Всё та же изба, всё та же женщина с чёрными волосами хлопочет за столом, на столе кувшин с водой, а из окон видна светящая мёртвым фиолетовым светом Луна.
— Я… что это… что это, блядь, было?!
— А? Что? — женщина смотрела на человека так спокойно и невинно, что сначала его это начало было успокаивать самого, но потом неожиданно взбесило.
— Что ты сделала?!! — человек сделал пару шагов от окна, возле которого стоял. — Ты… это ты!! Я вспомнил!! Дай мне уйти!!
— Так я тебя и не держу, — пожала плечами женщина. — Сам же хотел остаться? Ну, вот я тебя и оставила.
— Я… я хотел остаться? Да, хотел, но…
Человек опёрся на подоконник и немного обмяк, утирая ладонью пот со лба. Ярость схлынула, и непонимания в нём тоже поубавилось. Он смотрел всё так же недоверчиво, но уже с любопытством:
— Ведь правда, хотел… но чтобы так?
— Я‑то что могла поделать? Именно этого ты и хотел.
Осторожно ступая, человек подошёл к женщине.
— У меня в голове всё кругом идёт… Совершенно. И я не понимаю, а зачем всё это?
Женщина поднялась из–за стола:
— Странный ты человек. Сам говорил, что хочешь уюта и покоя, так вот же тебе твои уют и покой. А теперь удивляешься ещё, пугаешься… Каждый, кто приходит ко мне, — получает то, что хочет. Раньше от меня требовали другие вещи, но уют и покой ничем не хуже волшебного меча или летающего ковра.
— Но почему жена? Дочь? Эта странная огромная машина, дом, сигареты, газонокосилка?

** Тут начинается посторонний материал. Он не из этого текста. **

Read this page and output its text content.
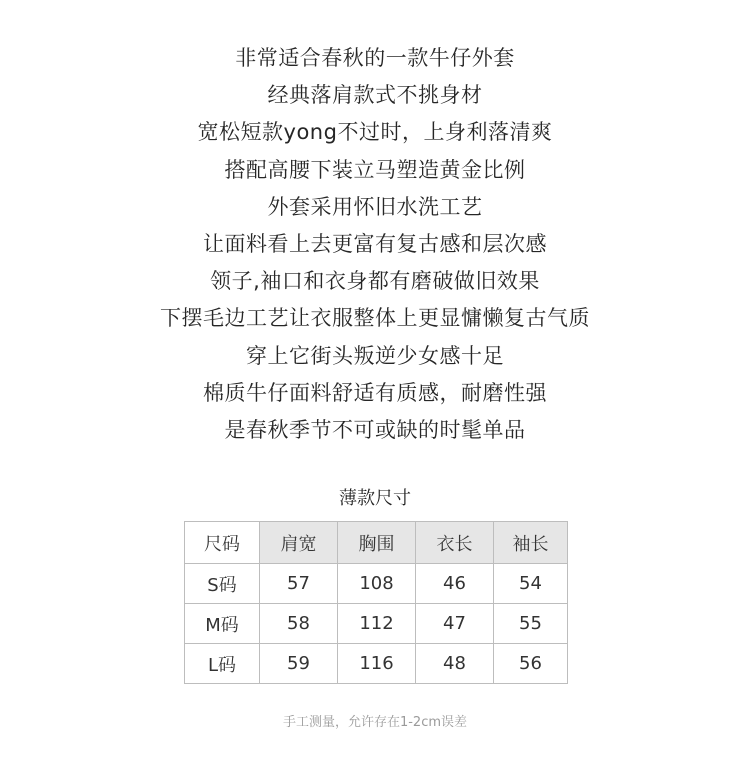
非常适合春秋的一款牛仔外套
经典落肩款式不挑身材
宽松短款yong不过时，上身利落清爽
搭配高腰下装立马塑造黄金比例
外套采用怀旧水洗工艺
让面料看上去更富有复古感和层次感
领子,袖口和衣身都有磨破做旧效果
下摆毛边工艺让衣服整体上更显慵懒复古气质
穿上它街头叛逆少女感十足
棉质牛仔面料舒适有质感，耐磨性强
是春秋季节不可或缺的时髦单品
薄款尺寸
尺码	肩宽	胸围	衣长	袖长
S码	57	108	46	54
M码	58	112	47	55
L码	59	116	48	56
手工测量，允许存在1-2cm误差
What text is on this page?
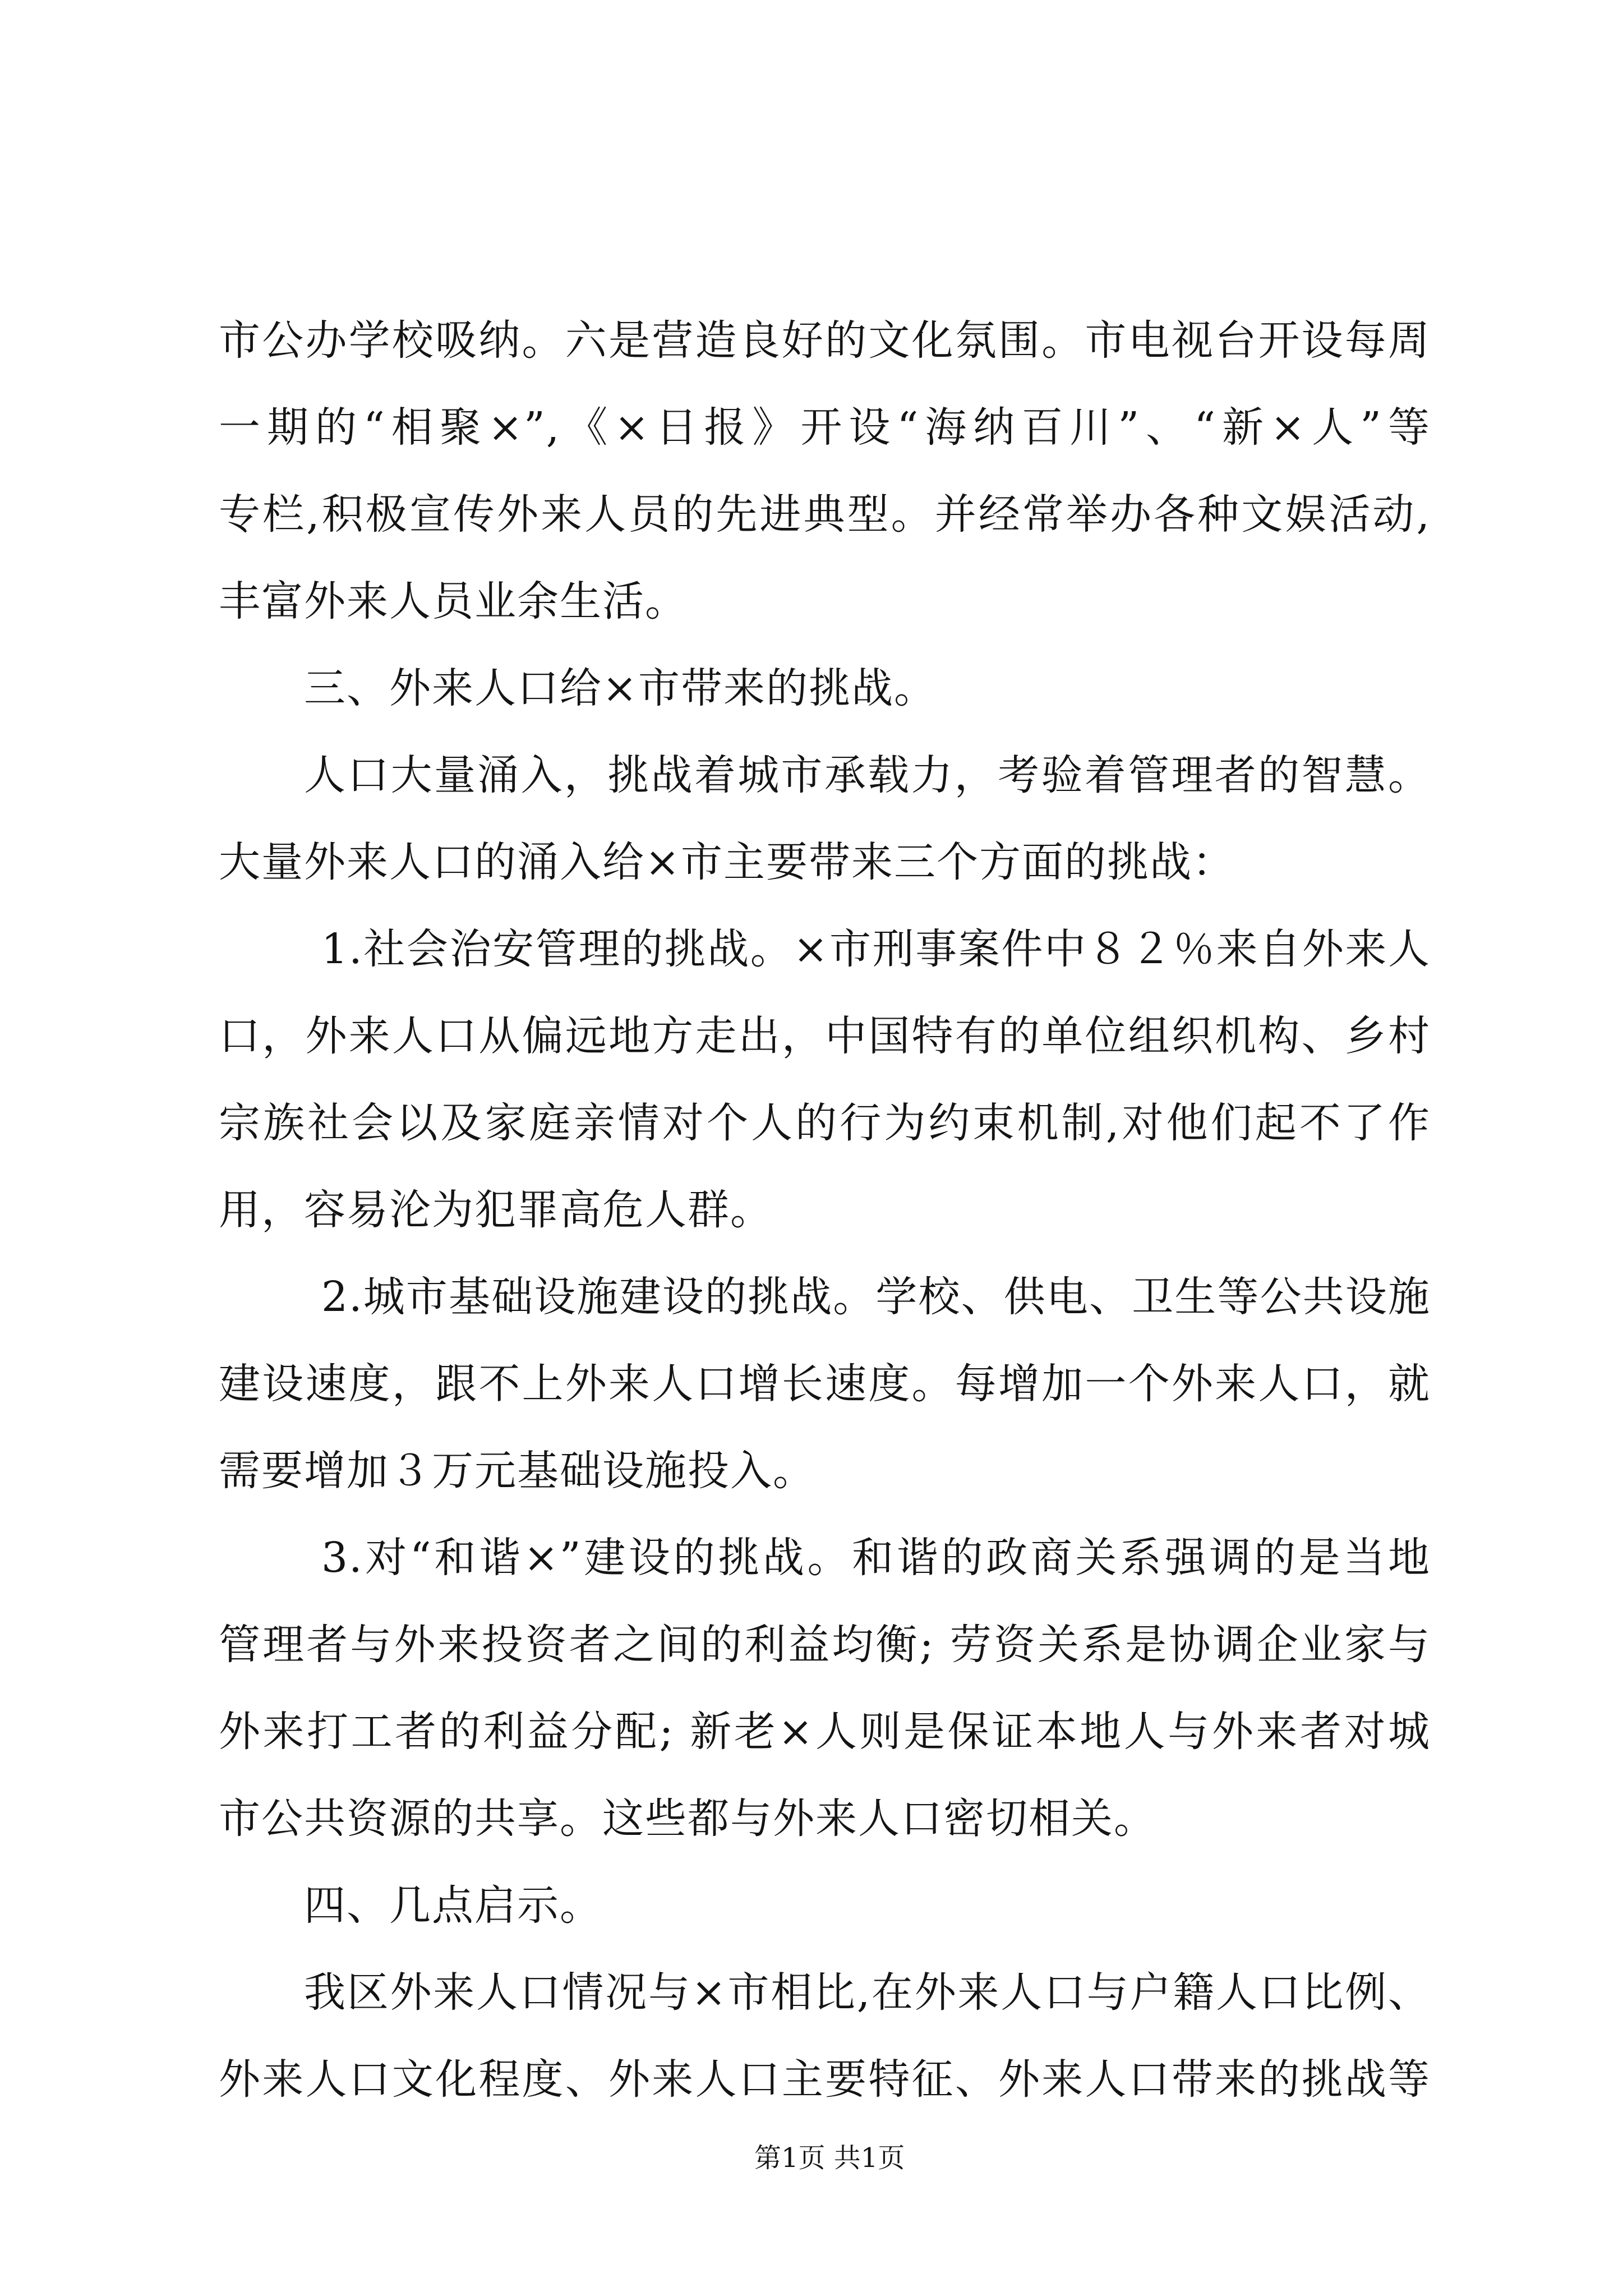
市公办学校吸纳。六是营造良好的文化氛围。市电视台开设每周
一期的“相聚×”,《×日报》开设“海纳百川”、“新×人”等
专栏,积极宣传外来人员的先进典型。并经常举办各种文娱活动,
丰富外来人员业余生活。
三、外来人口给×市带来的挑战。
人口大量涌入，挑战着城市承载力，考验着管理者的智慧。
大量外来人口的涌入给×市主要带来三个方面的挑战：
1.社会治安管理的挑战。×市刑事案件中８２％来自外来人
口，外来人口从偏远地方走出，中国特有的单位组织机构、乡村
宗族社会以及家庭亲情对个人的行为约束机制,对他们起不了作
用，容易沦为犯罪高危人群。
2.城市基础设施建设的挑战。学校、供电、卫生等公共设施
建设速度，跟不上外来人口增长速度。每增加一个外来人口，就
需要增加３万元基础设施投入。
3.对“和谐×”建设的挑战。和谐的政商关系强调的是当地
管理者与外来投资者之间的利益均衡; 劳资关系是协调企业家与
外来打工者的利益分配; 新老×人则是保证本地人与外来者对城
市公共资源的共享。这些都与外来人口密切相关。
四、几点启示。
我区外来人口情况与×市相比,在外来人口与户籍人口比例、
外来人口文化程度、外来人口主要特征、外来人口带来的挑战等
第1页 共1页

Столько всего… Ай… — у человека снова пошла кровь носом.
— Так твоя же голова, не моя, — усмехнулась женщина. — Точнее, только голова здесь и твоя, а всё остальное — чьё–то чужое: кости, мясо… Кто знает, что осталось на них от прошлых хозяев?
— Что значит? Я… я…
Вихрем в его голове пронеслось то, что доселе вроде бы и вспоминалось, но не очень чётко. Человек глухо вскрикнул и схватился за сердце, которое пронзило острой болью, гораздо острее, чем раньше, ведь сейчас это были воспоминания не о сне, а о произошедшем в реальности. Человек упал на пол, крича уже громче, потому что дальше в его голове начало всплывать то, что делала Баба Яга с его мёртвым телом.
Мышцы под кожей упруго ходили ходуном, что же до самой кожи — она то была обычного цвета, то цвета мокрой серой земли, человек менял цвет словно по желанию, но на самом деле нет. Его колотило, он бился о деревянный пол, а воспоминания продолжали всплывать в его голове. Сама же Баба Яга смотрела на него с любопытством и холодной отстранённостью.
— Тяжело тебе, да? Ой, тяжело… Ну, сейчас станет ещё тяжелее.
В тот же момент женщина на малую долю секунды подёрнулась туманом, или укуталась в невесомую пыль, полетевшую с полок, и этой доли секунды ей хватило для того, чтобы исчезнуть. А на её месте появилась согбенная годами дряхлая старуха в куче серых тряпок, служивших ей одеждой.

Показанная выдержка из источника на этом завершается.